The New York Times this morning looks at why voters are turning against him. Former French president François Hollande thinks the blame is pretty simple: Mr Macron's "excessive behaviour" and "unjust decisions”. (Le Monde)
The German chancellor is struggling to hold her coalition government together as parties war over the fate of former spy chief Hans-Georg Maassen ( FT)
Three journalists were detained in Greece over the weekend. The reason: upsetting a minister with a report relating to the potential misuse of EU funds for migrants. (Volkskrant).
The FT’s Valerie Hopkins reports on efforts to convince Macedonians to vote in favour of the deal to rename their country Republic of North Macedonia. They include “EU for you” chocolates. ( FT)
The Jungle returns
The American conservative author Robert Kagan has a new book arguing that as the US retreats the rest of the world is returning to its natural, Hobbesian state. What is the region of the world that concerns him most? (NYT)
“The crucial issue is not the Middle East or even Russia, and it may not even be China. The big game is what it’s been for over a century.

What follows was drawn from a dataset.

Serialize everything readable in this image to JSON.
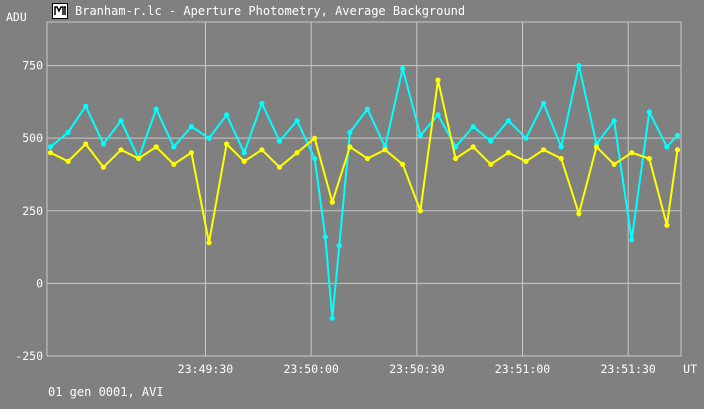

If we lose Europe, if we send Europe back to its normal condition, it’s over.”
Fed up with this year’s string of financial conduct scandals, the European Commission has called for a probe into Denmark and Estonia’s handling of Danske Bank ( FT)
Labouring over Brexit
UK opposition leader Jeremy Corbyn plays down the need for a second Brexit referendum despite overwhelming backing from members of his Labour party for a People's Vote ( FT)
Don't miss Stephen Rea's powerful video from the Irish border. "Jacob Rees-Mogg you're right. You don't need to visit the border…you need to have lived here." ( FT)
No deal fear
Wolfgang Münchau sees Britain crashing out of the EU without an exit agreement as the single most probable scenario (unless the EU begins to realise that's the case and understands the consequences).
For as long as the expectation of a Brexit reversal or a UK climbdown persists, there can be no deal. It is possible that the EU’s position will shift as we approach a no-deal Brexit. UK voters, having voted for Brexit, may be prepared to pay an economic price to leave. Continental voters and companies are not similarly primed to make a sacrifice and many EU jobs are at stake. Germany and the Netherlands have massive bilateral trade surpluses with the UK.
Economists persist in pointing out that a no-deal would be worse for the UK than the EU. This is trivially true but fails to recognise a more important point: the EU has a much lower political pain threshold for a hard Brexit.